"I will have $25 million in the bank by the end of the year and will use it in early 2014 to define my opponent," Gov. Rick Scott declared last week.
Translation: Even Charlie Crist won't want to vote for himself by the time Scott's campaign team is through with him.
Nobody doubts Scott will have a vast campaign account for his re-election, but $25 million on hand by January?
Unless he's planning to dig into his own $84 million net worth (and that doesn't include his wife's money), the governor will have to spend A LOT of time raising money over the next five months.
His Let's Get to Work committee had $13.2 million on hand as of July 31, and so far this year he's hauled in an average of $1.3 million a month (July was slow with a mere $563,000 raised). To get to $25 million in the bank, Scott will have to raise another $12 million by year's end, requiring an average monthly haul of $2.4 million. That's about $80,000 a day.
And that's not even factoring in expenses. So far this election cycle, Let's Get to Work has spent more than $1.3 million, including nearly $930,000 for consultants ($475,000 to his fundraiser, Forward Strategies, and $202,000 for his pollster and top strategist, Fabrizio McLaughlin & Associates). Weirdly but generously, Let's Get to Work also spent more than $112,000 on holiday ornaments sold by the foundation that supports the Governor's Mansion.
Among the top Tampa Bay contributors to Scott's campaign committee this year? St. Petersburg residents David Dyer, James MacDougald, Ronald Wanek and Mel Sembler gave $25,000, as did Tampa residents Kelly Sue O'Brien, John Kirtley and Tom Arthur. James Gills Jr. of Tarpon Springs, Leslie Muma of Belleair, William McGill of Clearwater and James Holton of Madeira Beach also gave $25,000.
McCain: Crist is in mix
Sen. John McCain, R-Ariz., says Charlie Crist would be a tough candidate if he decides to challenge Gov. Rick Scott, as expected.
"There are a lot of people who thought he did a good job when he was governor," McCain told Buzz. "Everything I hear from my friends in Florida is he's going to be very competitive."
McCain said it was a couple months ago when he last spoke with Crist — who got passed over for Sarah Palin as McCain's pick for vice president in 2008 — and added that he's not surprised Crist became a Democrat. "He was real angry with the whole scenario that took place."

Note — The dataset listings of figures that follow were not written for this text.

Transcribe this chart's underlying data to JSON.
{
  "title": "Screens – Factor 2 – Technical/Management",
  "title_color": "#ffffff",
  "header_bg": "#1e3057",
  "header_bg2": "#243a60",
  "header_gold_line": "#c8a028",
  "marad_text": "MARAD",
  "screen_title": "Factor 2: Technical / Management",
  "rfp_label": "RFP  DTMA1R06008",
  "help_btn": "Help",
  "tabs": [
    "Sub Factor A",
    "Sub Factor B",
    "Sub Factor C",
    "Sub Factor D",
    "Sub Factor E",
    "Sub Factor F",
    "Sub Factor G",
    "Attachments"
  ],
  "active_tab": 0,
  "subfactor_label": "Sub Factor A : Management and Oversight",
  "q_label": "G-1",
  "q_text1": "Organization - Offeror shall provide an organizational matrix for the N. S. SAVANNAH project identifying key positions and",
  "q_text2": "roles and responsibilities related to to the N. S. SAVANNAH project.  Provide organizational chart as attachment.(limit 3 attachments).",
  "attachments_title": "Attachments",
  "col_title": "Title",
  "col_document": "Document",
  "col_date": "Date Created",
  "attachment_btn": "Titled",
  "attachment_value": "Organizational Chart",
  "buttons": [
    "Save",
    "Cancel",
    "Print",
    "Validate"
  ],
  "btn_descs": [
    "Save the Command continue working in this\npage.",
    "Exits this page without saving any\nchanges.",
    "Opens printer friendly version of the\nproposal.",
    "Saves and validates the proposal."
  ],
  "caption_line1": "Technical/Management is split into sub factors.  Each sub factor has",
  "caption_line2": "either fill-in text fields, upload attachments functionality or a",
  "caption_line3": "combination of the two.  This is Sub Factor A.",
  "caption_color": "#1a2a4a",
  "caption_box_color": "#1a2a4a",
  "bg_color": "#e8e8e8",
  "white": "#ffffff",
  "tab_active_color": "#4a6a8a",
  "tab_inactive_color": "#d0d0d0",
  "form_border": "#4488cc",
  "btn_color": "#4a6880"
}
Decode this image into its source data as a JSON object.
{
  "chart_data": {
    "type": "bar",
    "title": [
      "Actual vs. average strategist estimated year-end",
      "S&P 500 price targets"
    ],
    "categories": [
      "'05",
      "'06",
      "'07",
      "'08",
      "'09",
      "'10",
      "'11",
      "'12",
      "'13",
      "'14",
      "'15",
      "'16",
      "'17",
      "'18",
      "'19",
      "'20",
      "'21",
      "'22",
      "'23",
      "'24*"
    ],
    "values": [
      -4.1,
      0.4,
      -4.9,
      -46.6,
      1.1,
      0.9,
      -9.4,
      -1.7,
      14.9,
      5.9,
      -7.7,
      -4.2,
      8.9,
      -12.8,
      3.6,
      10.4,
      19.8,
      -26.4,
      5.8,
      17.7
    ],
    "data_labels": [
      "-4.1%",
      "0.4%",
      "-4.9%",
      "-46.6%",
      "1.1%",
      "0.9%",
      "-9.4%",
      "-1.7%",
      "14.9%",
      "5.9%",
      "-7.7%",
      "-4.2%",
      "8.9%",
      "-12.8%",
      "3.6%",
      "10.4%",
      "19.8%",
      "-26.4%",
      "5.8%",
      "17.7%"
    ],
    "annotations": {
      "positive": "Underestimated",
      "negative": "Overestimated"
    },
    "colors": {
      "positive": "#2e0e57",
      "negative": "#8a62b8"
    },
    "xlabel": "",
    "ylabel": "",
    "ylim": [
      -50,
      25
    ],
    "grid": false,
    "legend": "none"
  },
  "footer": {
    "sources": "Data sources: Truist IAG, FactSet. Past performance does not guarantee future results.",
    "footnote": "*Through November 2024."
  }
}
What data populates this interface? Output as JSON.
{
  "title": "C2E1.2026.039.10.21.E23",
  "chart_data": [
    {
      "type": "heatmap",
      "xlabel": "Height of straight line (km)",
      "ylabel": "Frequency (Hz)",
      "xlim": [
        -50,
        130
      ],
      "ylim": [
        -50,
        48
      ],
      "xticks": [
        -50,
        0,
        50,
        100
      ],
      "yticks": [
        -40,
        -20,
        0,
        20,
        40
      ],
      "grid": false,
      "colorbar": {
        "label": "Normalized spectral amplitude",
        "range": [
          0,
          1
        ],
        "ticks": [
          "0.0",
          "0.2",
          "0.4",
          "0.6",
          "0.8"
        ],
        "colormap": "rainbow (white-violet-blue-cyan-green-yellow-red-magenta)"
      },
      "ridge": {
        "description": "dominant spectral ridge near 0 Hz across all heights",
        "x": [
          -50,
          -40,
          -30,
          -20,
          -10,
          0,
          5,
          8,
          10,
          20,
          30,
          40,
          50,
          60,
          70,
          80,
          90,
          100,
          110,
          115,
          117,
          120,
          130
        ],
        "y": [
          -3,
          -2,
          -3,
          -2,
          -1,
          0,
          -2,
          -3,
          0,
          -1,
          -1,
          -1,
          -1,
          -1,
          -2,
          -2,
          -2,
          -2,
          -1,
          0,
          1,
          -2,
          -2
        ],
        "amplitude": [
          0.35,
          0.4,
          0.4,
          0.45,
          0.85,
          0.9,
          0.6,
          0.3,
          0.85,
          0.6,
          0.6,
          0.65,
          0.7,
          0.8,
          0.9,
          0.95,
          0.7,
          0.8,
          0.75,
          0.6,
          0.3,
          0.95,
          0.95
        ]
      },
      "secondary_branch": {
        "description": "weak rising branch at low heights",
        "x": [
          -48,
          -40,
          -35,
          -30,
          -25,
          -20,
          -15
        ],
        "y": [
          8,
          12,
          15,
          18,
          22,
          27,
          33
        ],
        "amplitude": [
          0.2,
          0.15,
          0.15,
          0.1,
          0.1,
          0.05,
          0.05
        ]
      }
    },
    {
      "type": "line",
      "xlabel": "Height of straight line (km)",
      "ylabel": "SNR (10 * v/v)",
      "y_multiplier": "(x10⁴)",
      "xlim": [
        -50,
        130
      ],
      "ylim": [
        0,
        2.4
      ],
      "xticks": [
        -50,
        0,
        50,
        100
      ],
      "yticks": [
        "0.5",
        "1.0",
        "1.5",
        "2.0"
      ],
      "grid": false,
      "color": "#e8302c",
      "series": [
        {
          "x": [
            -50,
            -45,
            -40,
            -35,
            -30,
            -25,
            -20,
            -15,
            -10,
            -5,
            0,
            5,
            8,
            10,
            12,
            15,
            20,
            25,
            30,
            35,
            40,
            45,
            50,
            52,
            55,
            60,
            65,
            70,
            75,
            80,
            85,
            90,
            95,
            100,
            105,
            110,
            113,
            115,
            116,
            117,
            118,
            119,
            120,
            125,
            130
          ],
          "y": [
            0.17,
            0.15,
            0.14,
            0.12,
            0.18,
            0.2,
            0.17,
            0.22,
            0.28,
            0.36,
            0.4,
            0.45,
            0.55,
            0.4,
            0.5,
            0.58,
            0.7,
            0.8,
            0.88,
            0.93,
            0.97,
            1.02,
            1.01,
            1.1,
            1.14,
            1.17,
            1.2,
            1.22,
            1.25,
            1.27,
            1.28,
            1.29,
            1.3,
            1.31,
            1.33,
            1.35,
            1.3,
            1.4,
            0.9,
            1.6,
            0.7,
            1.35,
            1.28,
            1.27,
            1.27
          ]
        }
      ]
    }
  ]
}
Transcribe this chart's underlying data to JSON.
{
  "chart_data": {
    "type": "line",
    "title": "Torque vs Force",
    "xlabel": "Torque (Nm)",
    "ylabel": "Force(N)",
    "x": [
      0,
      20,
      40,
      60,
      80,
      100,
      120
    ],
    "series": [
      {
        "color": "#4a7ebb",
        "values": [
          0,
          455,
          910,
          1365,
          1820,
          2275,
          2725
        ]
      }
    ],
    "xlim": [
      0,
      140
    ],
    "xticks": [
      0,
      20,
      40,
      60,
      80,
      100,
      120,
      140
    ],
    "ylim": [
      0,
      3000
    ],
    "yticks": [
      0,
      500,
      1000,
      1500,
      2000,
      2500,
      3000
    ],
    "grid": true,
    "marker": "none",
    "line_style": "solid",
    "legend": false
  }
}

Would you help his campaign? "I couldn't do that. But I'm not sure I could campaign against him," McCain said.
Crist, you may recall, played a big role in the Arizona senator securing the Republican nomination in 2008. Crist, the then-popular Republican governor, gave a surprise last-minute endorsement that helped McCain win the critical Florida primary.
Putnam talks Cabinet
Florida's unique power-sharing executive branch system gives the Florida Cabinet broad power to oversee, along with the governor, everything from state law enforcement and highway safety to pension investments to child support enforcement and acquiring and managing state land. Watching a Cabinet meeting, though, is about as suspenseful as watching the sun rise because very little occurs.
Agriculture Commissioner Adam Putnam would like to see a little more give and take.
"There is some frustration on my part that there has been a reluctance to agenda items unless they're either completely noncontroversial or 100 percent ready to go and sail through," he said in a Political Connections interview airing today on Bay News 9. "I think the public is well-served when they get to see … the governor and three Cabinet members work through these issues in an open forum and get an insight into the thought process. I think the Cabinet system works, I think it should be used more fully, and I think the public benefits when they get to see how those decisions are arrived at."
Putnam also discusses citrus greening (a citrus tree disease), the governor's race and his relief to be out of Washington in the interview airing at 11 a.m. and 8 p.m.
Voters favor 'stand'
Voters across America support "stand your ground" laws 53 percent to 40 percent, according to a Quinnipiac University national poll released Friday.
White voters support "stand your ground" laws 57 to 37 percent while black voters are opposed 57 to 37 percent. Men support the laws 62 to 34 percent while women are divided, with 44 percent in favor and 47 percent opposed. Seventy-five percent of Republicans and 57 percent of independents support stand your ground while 62 percent of Democrats oppose the laws.
"Stand your ground splits the country sharply along political, gender and racial lines," said Peter A. Brown, assistant director of the Quinnipiac University Polling Institute. "With these kinds of numbers, it's unlikely the movement to repeal stand your ground will be successful in most of the country."